Urban area is a common English translation of the Swedish term tätort. The official term in English used by Statistics Sweden is, however, "locality." It could be compared with "census-designated places" in the United States.
A tätort in Sweden has a minimum of 200 inhabitants and may be a city, town or larger village. It is a purely statistical concept, not defined by any municipal or county boundaries. Urban areas referred to as cities or towns (Swedish: stad) for statistical purposes have a minimum of 10,000 inhabitants. In 2010, there was 1,956 urban areas in Sweden, covering 85% of the Swedish population.

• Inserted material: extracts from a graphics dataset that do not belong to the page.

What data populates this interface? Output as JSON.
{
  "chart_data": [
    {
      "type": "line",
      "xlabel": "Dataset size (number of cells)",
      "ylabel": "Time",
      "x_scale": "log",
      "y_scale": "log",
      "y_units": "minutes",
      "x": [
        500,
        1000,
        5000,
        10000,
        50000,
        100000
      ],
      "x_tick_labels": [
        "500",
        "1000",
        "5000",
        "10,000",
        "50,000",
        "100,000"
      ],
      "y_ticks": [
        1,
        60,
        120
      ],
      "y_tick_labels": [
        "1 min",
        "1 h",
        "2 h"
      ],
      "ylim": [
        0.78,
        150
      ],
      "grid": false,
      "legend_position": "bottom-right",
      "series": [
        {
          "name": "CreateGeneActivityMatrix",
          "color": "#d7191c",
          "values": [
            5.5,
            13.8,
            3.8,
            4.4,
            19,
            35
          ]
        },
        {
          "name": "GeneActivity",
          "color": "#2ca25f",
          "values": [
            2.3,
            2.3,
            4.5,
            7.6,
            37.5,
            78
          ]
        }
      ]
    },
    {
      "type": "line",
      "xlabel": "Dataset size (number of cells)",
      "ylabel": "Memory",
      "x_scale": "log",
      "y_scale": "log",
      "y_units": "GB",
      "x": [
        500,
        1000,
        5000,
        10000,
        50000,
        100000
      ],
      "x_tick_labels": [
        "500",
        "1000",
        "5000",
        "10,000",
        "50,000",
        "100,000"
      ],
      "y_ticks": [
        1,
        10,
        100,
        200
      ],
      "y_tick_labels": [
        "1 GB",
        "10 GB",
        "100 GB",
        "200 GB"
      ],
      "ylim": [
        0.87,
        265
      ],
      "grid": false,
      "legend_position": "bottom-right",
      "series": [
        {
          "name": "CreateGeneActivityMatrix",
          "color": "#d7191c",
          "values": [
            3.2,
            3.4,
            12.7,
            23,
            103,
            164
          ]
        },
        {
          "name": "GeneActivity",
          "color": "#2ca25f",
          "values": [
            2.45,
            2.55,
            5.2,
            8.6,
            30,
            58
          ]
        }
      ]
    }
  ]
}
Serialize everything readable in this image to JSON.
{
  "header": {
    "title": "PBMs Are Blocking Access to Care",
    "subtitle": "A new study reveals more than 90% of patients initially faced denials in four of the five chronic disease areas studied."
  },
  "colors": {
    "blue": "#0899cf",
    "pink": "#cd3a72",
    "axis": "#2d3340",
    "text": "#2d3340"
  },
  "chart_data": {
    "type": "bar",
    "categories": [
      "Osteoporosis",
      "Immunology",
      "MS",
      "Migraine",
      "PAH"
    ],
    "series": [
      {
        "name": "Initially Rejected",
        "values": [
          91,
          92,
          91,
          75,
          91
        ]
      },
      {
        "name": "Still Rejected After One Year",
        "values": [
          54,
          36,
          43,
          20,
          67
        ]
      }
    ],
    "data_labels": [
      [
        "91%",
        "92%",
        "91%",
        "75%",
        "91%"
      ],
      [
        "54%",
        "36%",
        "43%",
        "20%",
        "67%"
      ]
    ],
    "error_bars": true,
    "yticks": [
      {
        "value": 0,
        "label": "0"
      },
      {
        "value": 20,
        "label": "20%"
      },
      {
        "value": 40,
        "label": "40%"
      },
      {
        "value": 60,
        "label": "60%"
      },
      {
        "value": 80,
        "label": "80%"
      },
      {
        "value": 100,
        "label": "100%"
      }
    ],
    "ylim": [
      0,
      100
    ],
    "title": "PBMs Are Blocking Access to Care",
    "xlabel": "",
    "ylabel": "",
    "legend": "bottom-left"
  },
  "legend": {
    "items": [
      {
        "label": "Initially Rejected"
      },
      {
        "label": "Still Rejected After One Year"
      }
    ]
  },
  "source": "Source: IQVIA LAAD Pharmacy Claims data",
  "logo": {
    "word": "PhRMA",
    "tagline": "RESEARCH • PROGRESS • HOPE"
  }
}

Until the beginning of the 20th century, only the towns/cities were regarded as urban areas. The built-up area and the municipal entity were normally almost congruent. Urbanization and industrialization created, however, many new settlements without formal city status. New suburbs grew up just outside city limits, being de facto urban but de jure rural. This was of course a statistical problem. The census of 1910 introduced the concept of "densely populated localities in the countryside". The term tätort (literally "dense place") was introduced in 1930. The municipal amalgamations placed more and more rural areas within city municipalities, which was the other side of the same problem. The administrative boundaries were in fact not suitable for defining rural and urban populations. From 1950 rural and urban areas had to be separated even within city limits, as, e.g., the huge wilderness around Kiruna had been declared a "city" in 1948. From 1965 only "non-administrative localities" are counted, independently of municipal and county borders. In 1971 "city" was abolished as a type of municipality.